Gary, I have completely removed CTCA from my list of possibilities. Too bad that so many might end up in dire straights from them.
Eric, All laughing aside, I have been doing my part for more years than I will admit to. I saw first hand in 1995 the positive effects MMJ has on individuals. My partner got Kaposi's Sarcoma, AIDS related cancer, did the chemo thing and could not get out of bed without a joint and a half. It is a miracle plant.
But, yes, I do enjoy the "side effects" of the plant too. Thankfully we just passed MMJ here in Arizona, so soon I will not have to live as a criminal to do what is helpful for me!!!!!
I'm not so sure I agree with the "ancient" methods our ancestors used. Operations without anesthesia, sawing peoples legs off (without much more than a bite block), etc. There's a reason why the life spans are so long now (and getting longer) and it has very little to do with ancient medicine. Even when the Social Security Act was passed they didn't really expect many people to live long enough to collect it. So even in our lifetime we have seen quantum leaps in lifespan improvement, at least in developed countries.
In the late 1800's people routinely died from radiation therapy because they were clueless on shielding, exposure rates, beam collimation, etc. Even Western medicine has had a steep learning curve.
The so-called "ancients" lived a long life if they made it to 40.
Eric, surely you will (ahem) share some of your research with us ;-)

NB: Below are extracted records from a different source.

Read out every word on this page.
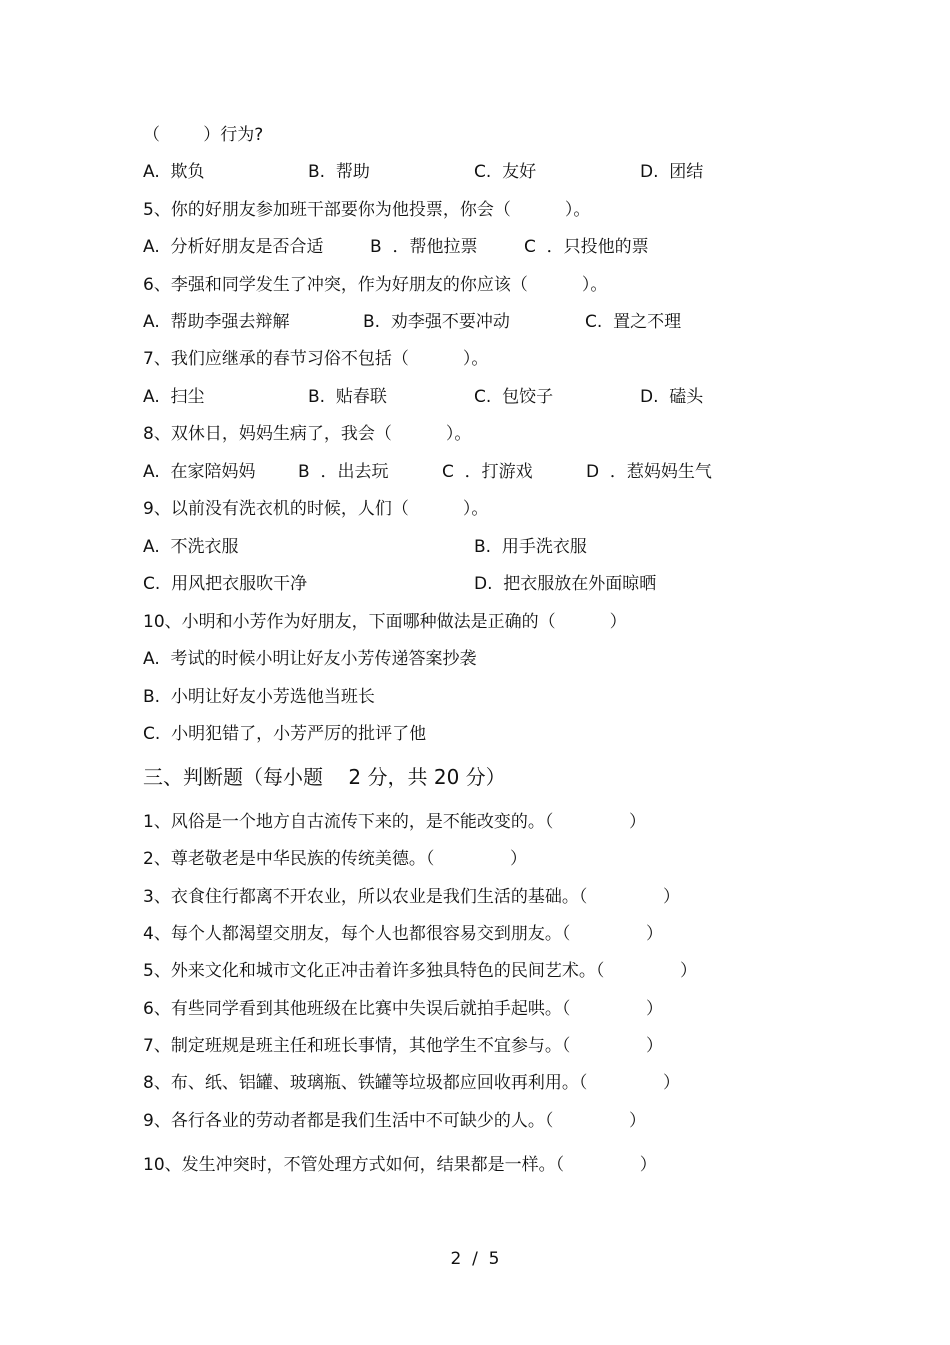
（        ）行为?
A.  欺负	B.  帮助	C.  友好	D.  团结
5、你的好朋友参加班干部要你为他投票，你会（          ）。
A.  分析好朋友是否合适	B  ．帮他拉票	C  ．只投他的票
6、李强和同学发生了冲突，作为好朋友的你应该（          ）。
A.  帮助李强去辩解	B.  劝李强不要冲动	C.  置之不理
7、我们应继承的春节习俗不包括（          ）。
A.  扫尘	B.  贴春联	C.  包饺子	D.  磕头
8、双休日，妈妈生病了，我会（          ）。
A.  在家陪妈妈 B  ．出去玩	C  ．打游戏	D  ．惹妈妈生气
9、以前没有洗衣机的时候，人们（          ）。
A.  不洗衣服	B.  用手洗衣服
C.  用风把衣服吹干净	D.  把衣服放在外面晾晒
10、小明和小芳作为好朋友，下面哪种做法是正确的（          ）
A.  考试的时候小明让好友小芳传递答案抄袭
B.  小明让好友小芳选他当班长
C.  小明犯错了，小芳严厉的批评了他
三、判断题（每小题    2 分，共 20 分）
1、风俗是一个地方自古流传下来的，是不能改变的。（              ）
2、尊老敬老是中华民族的传统美德。（              ）
3、衣食住行都离不开农业，所以农业是我们生活的基础。（              ）
4、每个人都渴望交朋友，每个人也都很容易交到朋友。（              ）
5、外来文化和城市文化正冲击着许多独具特色的民间艺术。（              ）
6、有些同学看到其他班级在比赛中失误后就拍手起哄。（              ）
7、制定班规是班主任和班长事情，其他学生不宜参与。（              ）
8、布、纸、铝罐、玻璃瓶、铁罐等垃圾都应回收再利用。（              ）
9、各行各业的劳动者都是我们生活中不可缺少的人。（              ）
10、发生冲突时，不管处理方式如何，结果都是一样。（              ）
2  /  5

I hope this message finds you doing better!!!
I just had the third cancer tumor removed 12/26/13. After the second occurrence we determined it was HPV. This surgery seems to be so much more painful, waking me up in the middle of my sleep crying.
Thank you, I am pretty much healed from it. Unfortunately I will be back in 2 months for the next one. Biopsy results suggest invasion.
This concerns me. If it is cancer simple excision is okay once or twice, but if it is still there, I wouldn't be waiting 2 months for anything. Even a small cancer can be aggressive, if it's invasive you've upped the risk. For every day a cancer exists there is the potential for it to spread to the lymphnodes (and at microscopic levels cancer cannot be detected on a scan. Once it reaches the nodes it becomes a higher stage and much more dangerous. I would seriously consider getting a second opinion.
best of luck.
I 2nd what Cheyrl said. 12 surgeries, no chemo, radiation, PET/CT or other scans, pandendoscopy of the upper aerodigestive tract, biopsies of that area, and HPV positive? The primary could also be in the BOT, tonsil, which is the oropharynx, and metastised to the tongue. Good luck.